Second, it is a culture that primarily resides in the relationships of people. It lives there regardless of support or resistance. It is a culture of belief in certain values that define who people want to be together in the varied functioning of their jobs.

I’ve written about this idea here and here.

For Millennials, their value system does not just reside in their relationships with one another as it does in every generational cohort. Instead, relationships form the structure upon which both life and work are made meaningful. This outlook is different from older generations where they sought meaning in the institutional structures of faith, business, and community. For many Millennials, the transitions that have taken place during their formative years represent a closing of an era and the birth of a new one. It can be understood from the perspective of how the place of organizations in society is no longer what it used to be. For the Millennials, their local relationships to one another are the replacement for the institutions that no longer provide a connection to meaning and community.

 

Working with Millennials

Because Millennials represent a persistent, residual culture that is different than other generational groups, we need to understand better how to work with them. The perception is that they are not interested in following rules, working long hours, or chasing other people’s goals. I find this a simplistic excuse to ignore them. If it is accurate for some Millennials, then we need to listen to their reasons why.

In my interactions with Millennials, they convey a desire for opportunities that have a clear purpose for impact. They are more interested in work that demands creativity, learning, and collaboration. Their motivation is personal and social, not institutional. Nearly a third of the sales of my book has been to women and men in their twenties and thirties seeking guidance for their future life and work. They are concerned about the transitions taking place.

Millennials are also exposing a structural weakness in many businesses. This is one of the reasons that they are subject to such criticism. They show how the industrial mindset of the 19th and 20th century remains ‘a persistent, residual culture’ that members from older generations hold onto, even in the face of the transitions that I outlined above. This mindset is an understanding that the primary relation of people to an organization is through its institutional structure, not its people. In effect, people are defined by their role in an organization, rather than by the difference that they can make. How then do business leaders move an organization which is still a product on the old industrial mindset to adopt values and practices that can accommodate a Millennial culture? This is an important transition that the Circle of Impact addresses directly.

 

Where Accommodation Begins

There are five principles that define the Circle of Impact model of leadership. These five principles can act as a guide for discussion between people of different generations.

1  ALL leadership begins with a personal initiative to create impact.

2  We are ALL in transition – every one of us, all the time.

3  The greatest change we experience is in our self-understanding.

4  In taking personal initiative, start small, then grow big.

5  Act locally, then tell your story globally.
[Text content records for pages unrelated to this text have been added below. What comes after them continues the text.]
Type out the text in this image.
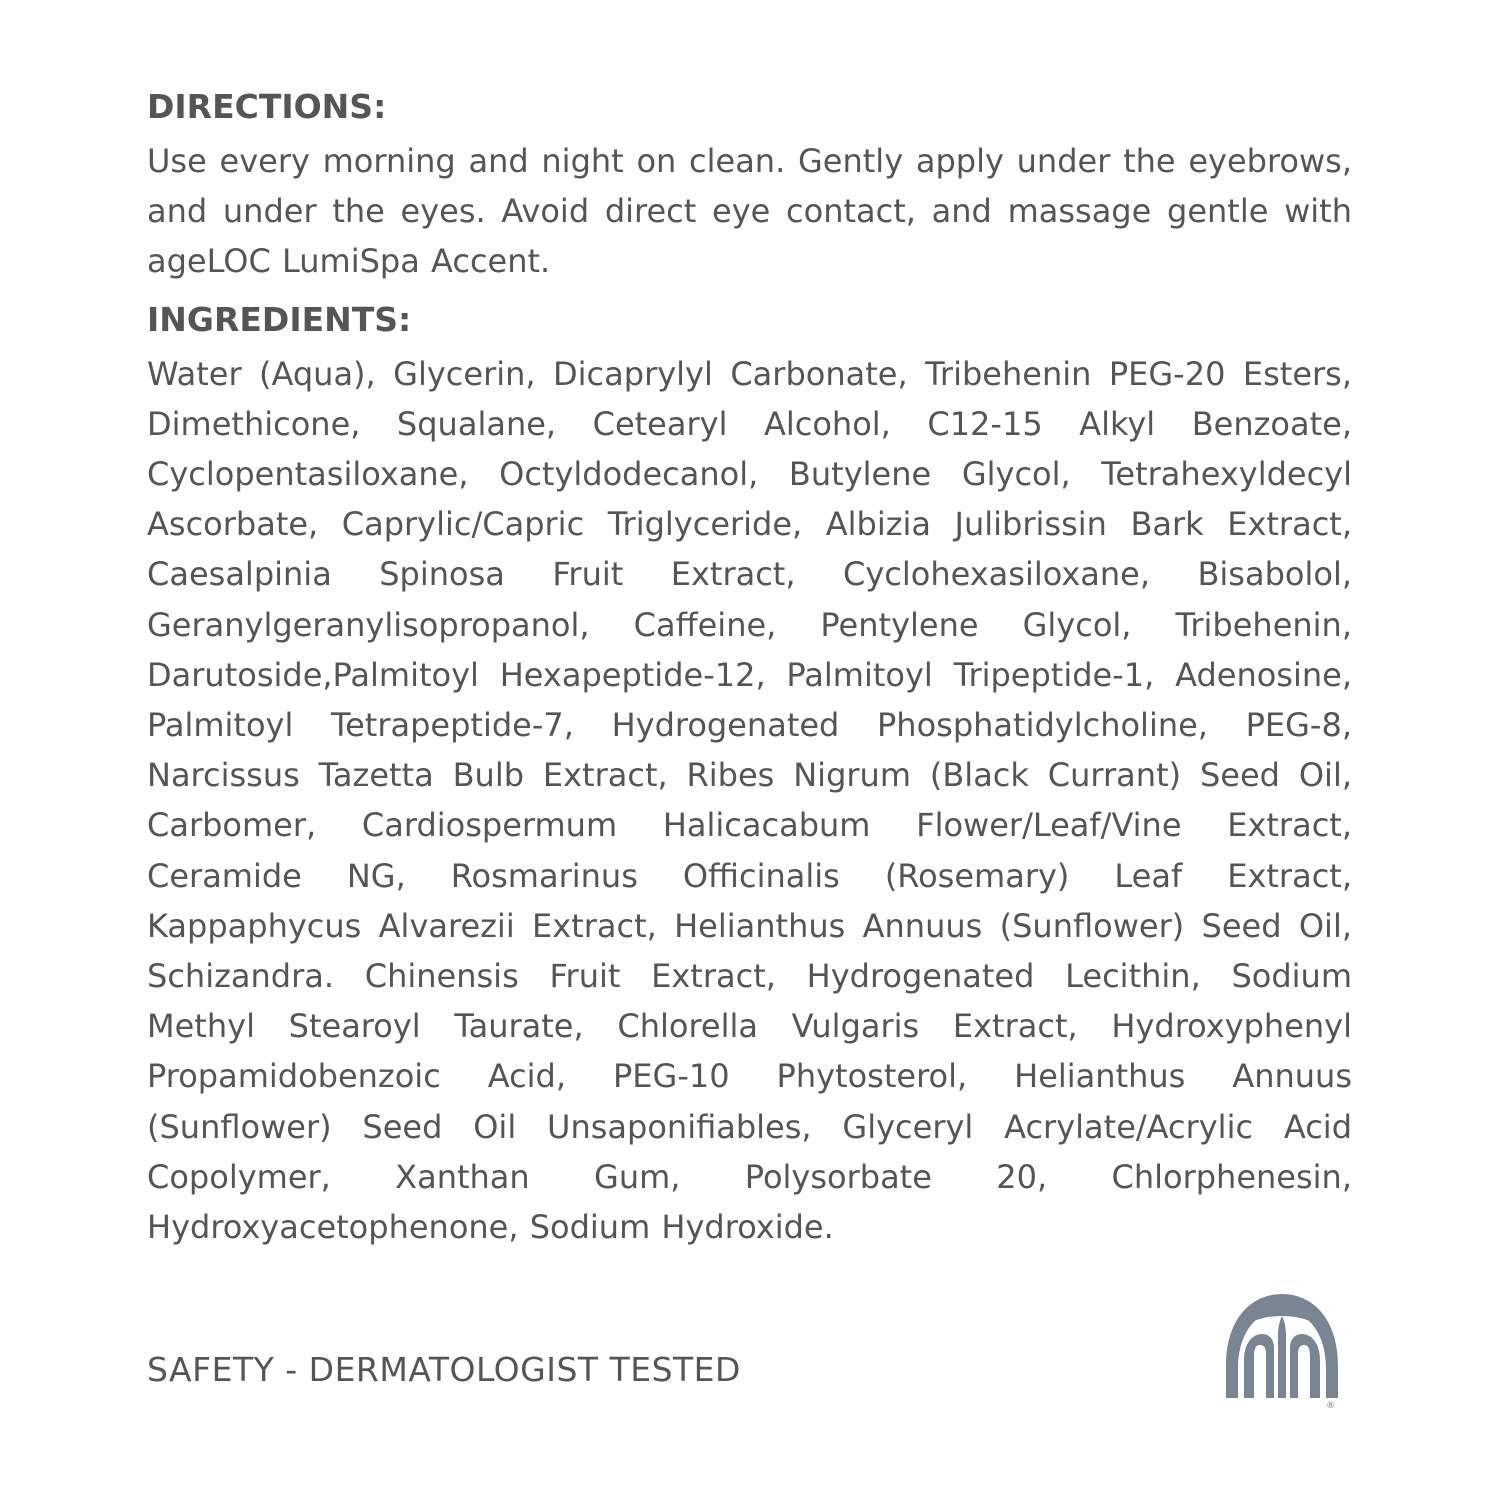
DIRECTIONS:

Use every morning and night on clean. Gently apply under the eyebrows, and under the eyes. Avoid direct eye contact, and massage gentle with ageLOC LumiSpa Accent.

INGREDIENTS:

Water (Aqua), Glycerin, Dicaprylyl Carbonate, Tribehenin PEG-20 Esters, Dimethicone, Squalane, Cetearyl Alcohol, C12-15 Alkyl Benzoate, Cyclopentasiloxane, Octyldodecanol, Butylene Glycol, Tetrahexyldecyl Ascorbate, Caprylic/Capric Triglyceride, Albizia Julibrissin Bark Extract, Caesalpinia Spinosa Fruit Extract, Cyclohexasiloxane, Bisabolol, Geranylgeranylisopropanol, Caffeine, Pentylene Glycol, Tribehenin, Darutoside,Palmitoyl Hexapeptide-12, Palmitoyl Tripeptide-1, Adenosine, Palmitoyl Tetrapeptide-7, Hydrogenated Phosphatidylcholine, PEG-8, Narcissus Tazetta Bulb Extract, Ribes Nigrum (Black Currant) Seed Oil, Carbomer, Cardiospermum Halicacabum Flower/Leaf/Vine Extract, Ceramide NG, Rosmarinus Officinalis (Rosemary) Leaf Extract, Kappaphycus Alvarezii Extract, Helianthus Annuus (Sunflower) Seed Oil, Schizandra. Chinensis Fruit Extract, Hydrogenated Lecithin, Sodium Methyl Stearoyl Taurate, Chlorella Vulgaris Extract, Hydroxyphenyl Propamidobenzoic Acid, PEG-10 Phytosterol, Helianthus Annuus (Sunflower) Seed Oil Unsaponifiables, Glyceryl Acrylate/Acrylic Acid Copolymer, Xanthan Gum, Polysorbate 20, Chlorphenesin, Hydroxyacetophenone, Sodium Hydroxide.

SAFETY - DERMATOLOGIST TESTED
®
My suggestion is that a conversation within your organization is initiated to discuss these ideas. It is important to create an environment of asking and listening, rather than telling and reporting. This is where an accommodation between different generations can begin to happen.

If we allow ourselves to venture into this conversation, we can find that the persistent, residual culture of the Millennials shares many of the values and aims that older generations also have.

I believe that our future will not be a replication of the past. It will be something new, and quite different. This is the transition that I see. The Millennial generation brings qualities to this transition that if we are willing to listen and accommodate to their differences, together we can chart a path to the future. Let’s begin by treating one another with the respect that comes from listening and learning from our individual and shared experiences of transition.